Presiden ternyata lihai membaca dan memanfaatkan situasi. Setelah berupaya dipojokkan oleh DPR melalui interpelasi atas dukungannya terhadap resolusi DK PBB nomor 1747, Presiden memilih untuk tidak hadir memberikan jawaban. Ia mewakilkannya kepada para menterinya. Wal hasil, ia gagal ‘ditaklukkan’ oleh DPR, malah Presiden lah yang mendapatkan citra yang baik di mata publik.
Ketidakhadiran Presiden secara langsung dalam sidang Paripurna interpelasi beberapa waktu lalu memperlihatkan kepada publik betapa tidak berwibawanya DPR di mata Presiden. Lebih-lebih ketika DPR mengalihkan substansi interpelasi Iran menjadi persoalan hadir dan tidaknya Presiden membuat citra DPR kian buruk di mata masyarakat.
Menurut Direktur FORMAPPI, Sebastian Salang, interpleasi Iran telah melenceng jauh dari substansinya. Interpelasi yang akan mempertanyakan kebijakan pemerintah yang mendukung sanksi terhadap Iran itu justeru telah dijadikan sebagai ajang perebutan eksistensi antara DPR dan Presiden.
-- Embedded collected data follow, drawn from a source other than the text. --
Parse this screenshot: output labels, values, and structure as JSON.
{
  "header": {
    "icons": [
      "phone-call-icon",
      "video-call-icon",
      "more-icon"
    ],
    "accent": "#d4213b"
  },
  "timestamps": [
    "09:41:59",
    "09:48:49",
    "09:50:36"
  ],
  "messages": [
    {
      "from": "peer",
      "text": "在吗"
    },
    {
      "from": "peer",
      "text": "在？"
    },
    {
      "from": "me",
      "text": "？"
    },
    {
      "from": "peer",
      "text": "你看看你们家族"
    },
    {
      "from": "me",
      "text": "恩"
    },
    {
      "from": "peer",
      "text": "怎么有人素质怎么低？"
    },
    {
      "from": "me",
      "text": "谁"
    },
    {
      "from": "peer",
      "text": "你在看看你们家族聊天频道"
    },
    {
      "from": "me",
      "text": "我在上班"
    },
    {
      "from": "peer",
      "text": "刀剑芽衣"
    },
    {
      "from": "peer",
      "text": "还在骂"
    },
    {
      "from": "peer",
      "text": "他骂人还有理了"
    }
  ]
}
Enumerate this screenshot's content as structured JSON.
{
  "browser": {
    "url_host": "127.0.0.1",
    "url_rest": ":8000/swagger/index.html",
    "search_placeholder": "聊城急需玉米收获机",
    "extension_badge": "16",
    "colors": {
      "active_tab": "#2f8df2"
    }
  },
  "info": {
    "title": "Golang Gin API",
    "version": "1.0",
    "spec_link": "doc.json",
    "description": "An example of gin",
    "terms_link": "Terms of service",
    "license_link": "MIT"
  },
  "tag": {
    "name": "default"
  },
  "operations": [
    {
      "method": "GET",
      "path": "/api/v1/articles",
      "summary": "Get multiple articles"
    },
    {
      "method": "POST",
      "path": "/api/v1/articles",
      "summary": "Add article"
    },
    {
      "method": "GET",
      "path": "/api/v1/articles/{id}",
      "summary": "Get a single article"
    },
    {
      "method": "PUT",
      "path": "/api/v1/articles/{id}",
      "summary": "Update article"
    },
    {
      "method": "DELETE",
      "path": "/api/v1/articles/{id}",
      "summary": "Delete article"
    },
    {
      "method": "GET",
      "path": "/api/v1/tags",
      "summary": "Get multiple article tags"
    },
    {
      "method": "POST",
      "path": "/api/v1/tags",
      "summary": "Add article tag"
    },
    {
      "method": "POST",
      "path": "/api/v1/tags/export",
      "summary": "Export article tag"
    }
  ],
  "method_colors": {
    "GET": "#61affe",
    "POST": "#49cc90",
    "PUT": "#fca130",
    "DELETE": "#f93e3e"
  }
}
Ia menilai, interpelasi akan dijadikan moment untuk menekan Presiden sekaligus sebagai loncatan menuju impeachment. Presiden menyadari itu, dan memilih untuk tidak hadir meskipun telah dilakukan loby-loby politik oleh pimpinan DPR bersama pimpinan fraksi. “Presiden dapat membaca itu, dan ia memilih tidak hadir. Ketidakhadirannya bahkan menimbulkan simpati public terhadapnya,” katanya saat ditemui OPINI Indonesia di kantornya di kawasan Matraman, Jakarta Timur (11/7).
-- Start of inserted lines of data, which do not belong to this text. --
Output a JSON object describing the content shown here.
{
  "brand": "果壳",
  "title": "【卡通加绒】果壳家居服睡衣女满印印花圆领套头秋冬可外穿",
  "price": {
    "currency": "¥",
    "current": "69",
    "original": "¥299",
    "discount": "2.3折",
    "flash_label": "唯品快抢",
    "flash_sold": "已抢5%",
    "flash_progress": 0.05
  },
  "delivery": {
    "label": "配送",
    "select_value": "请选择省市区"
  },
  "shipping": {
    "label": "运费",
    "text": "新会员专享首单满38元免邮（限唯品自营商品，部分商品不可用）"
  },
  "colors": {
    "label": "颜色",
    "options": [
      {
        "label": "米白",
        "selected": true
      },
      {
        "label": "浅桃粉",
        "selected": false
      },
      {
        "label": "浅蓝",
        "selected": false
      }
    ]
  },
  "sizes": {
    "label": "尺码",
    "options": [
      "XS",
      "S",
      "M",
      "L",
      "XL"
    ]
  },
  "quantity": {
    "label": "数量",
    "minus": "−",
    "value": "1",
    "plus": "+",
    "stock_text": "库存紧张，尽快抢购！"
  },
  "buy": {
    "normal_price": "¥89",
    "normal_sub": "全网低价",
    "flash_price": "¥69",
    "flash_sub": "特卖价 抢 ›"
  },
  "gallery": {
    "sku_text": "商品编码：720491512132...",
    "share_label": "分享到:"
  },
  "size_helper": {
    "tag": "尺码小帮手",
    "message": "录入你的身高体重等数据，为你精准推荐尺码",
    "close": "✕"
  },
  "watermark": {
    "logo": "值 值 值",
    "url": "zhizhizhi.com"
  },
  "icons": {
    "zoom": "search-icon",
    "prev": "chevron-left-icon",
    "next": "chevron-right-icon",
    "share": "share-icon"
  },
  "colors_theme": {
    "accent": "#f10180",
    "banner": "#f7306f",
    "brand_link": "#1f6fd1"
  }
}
Pada dasarnya, konstruksi hukum interpelasi adalah menempatkan DPR sebagai lembaga pengontrol. Lalu diberi kewenangan untuk mempertanyakan sebuah kebijakan pemerintah melalui Presiden yang dinilai strategis dan terkait dengan hajat hidup orang banyak. Sementara spirit dari interpelasi adalah memperjelas sebuah kebijakan yang sudah dikeluarkan Presiden agar kebijakan yang dianggap kurang tepat itu dapat diperbaiki. Atau kalau dirasakan fatal, maka forum pertemuan Presiden dan DPR itu bisa membatalkan kebijakannya. “Spirit itu yang semestinya ada antara Presiden dan DPR. Bukan dalam kontek DPR berupaya mencari kesalahan atau kelemahan Presiden. Lalu, melalui kesalahan itu, secara politis digunakan sebagai batu loncatan menuju impeachment,” kata Sebastian.
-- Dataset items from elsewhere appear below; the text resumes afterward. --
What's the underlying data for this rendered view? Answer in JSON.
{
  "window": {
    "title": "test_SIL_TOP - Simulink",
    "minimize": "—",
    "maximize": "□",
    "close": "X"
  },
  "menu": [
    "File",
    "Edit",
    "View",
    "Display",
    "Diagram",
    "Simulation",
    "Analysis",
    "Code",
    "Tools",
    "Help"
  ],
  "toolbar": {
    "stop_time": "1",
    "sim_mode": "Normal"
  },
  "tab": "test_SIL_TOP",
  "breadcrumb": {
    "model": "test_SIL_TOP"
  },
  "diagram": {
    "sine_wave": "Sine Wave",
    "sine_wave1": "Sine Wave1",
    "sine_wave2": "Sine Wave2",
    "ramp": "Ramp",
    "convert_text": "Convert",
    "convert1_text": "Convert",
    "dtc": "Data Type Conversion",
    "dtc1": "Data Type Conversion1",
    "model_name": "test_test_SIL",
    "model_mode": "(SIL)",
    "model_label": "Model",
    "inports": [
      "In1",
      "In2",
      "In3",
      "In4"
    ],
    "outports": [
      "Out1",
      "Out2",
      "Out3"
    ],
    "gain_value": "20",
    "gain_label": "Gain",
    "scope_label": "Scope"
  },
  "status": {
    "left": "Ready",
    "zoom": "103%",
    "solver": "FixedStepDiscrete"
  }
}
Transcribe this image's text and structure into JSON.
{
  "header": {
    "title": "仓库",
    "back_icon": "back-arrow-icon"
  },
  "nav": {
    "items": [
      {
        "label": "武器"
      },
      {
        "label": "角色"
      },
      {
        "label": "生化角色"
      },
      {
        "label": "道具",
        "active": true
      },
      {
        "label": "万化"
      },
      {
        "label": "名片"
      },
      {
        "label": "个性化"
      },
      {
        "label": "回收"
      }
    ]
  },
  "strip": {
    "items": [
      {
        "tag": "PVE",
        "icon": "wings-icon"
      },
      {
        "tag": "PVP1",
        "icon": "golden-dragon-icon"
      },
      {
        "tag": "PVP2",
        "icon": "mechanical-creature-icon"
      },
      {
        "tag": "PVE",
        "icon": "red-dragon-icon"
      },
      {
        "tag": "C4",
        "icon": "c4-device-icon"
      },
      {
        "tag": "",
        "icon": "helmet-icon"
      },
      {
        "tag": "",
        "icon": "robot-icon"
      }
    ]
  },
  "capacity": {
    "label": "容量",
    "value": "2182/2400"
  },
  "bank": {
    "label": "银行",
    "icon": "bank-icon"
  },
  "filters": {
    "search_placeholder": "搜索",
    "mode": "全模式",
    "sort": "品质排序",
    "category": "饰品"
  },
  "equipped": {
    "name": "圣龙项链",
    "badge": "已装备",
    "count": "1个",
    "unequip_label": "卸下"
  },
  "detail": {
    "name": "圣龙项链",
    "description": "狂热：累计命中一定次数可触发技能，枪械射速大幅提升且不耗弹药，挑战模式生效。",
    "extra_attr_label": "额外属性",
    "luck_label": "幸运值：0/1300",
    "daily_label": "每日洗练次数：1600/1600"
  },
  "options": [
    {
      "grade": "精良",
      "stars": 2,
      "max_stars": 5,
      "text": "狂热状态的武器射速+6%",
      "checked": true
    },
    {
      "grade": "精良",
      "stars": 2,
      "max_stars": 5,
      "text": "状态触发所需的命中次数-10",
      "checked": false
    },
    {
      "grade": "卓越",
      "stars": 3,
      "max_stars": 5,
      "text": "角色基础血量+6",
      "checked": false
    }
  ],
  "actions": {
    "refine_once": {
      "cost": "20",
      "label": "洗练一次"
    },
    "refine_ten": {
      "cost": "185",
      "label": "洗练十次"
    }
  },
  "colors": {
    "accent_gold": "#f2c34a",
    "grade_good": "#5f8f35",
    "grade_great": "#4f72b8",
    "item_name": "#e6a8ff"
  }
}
Menurutnya, inilah yang penting diluruskan karena sudah ada distorsi makna interpelasi menjadi sangat politis. Seolah-olah interpelasi itu adalah jembatan menuju impeachment sehingga mendengar intrpelasi, Presiden menajdi sangat alergi. Sebaliknya, DPR begitu ‘genit’ menggunakan interpelasinya karena menganggapnya dapat menjadi batu loncatan, minimal untuk menggertak presiden. Inilah kekeliruan yang menimbulkan sebuah interpelasi menjadi kehilangan makna.
Diremehkan
Awalnya, konstitusi telah jelas mengatur bahwa hak interpelasi adalah hak DPR untuk mengajukan pertanyaan atas kebijakan pemerintah. Tidak ada penjelasan apakah Presiden harus datang langsung atau bisa diwakilkan. Kenyataanya, DPR malah menyusun sendiri tata tertib yang mengatur Presiden bisa datang sendiri dan memperbolehkan juga untuk diwakilkan.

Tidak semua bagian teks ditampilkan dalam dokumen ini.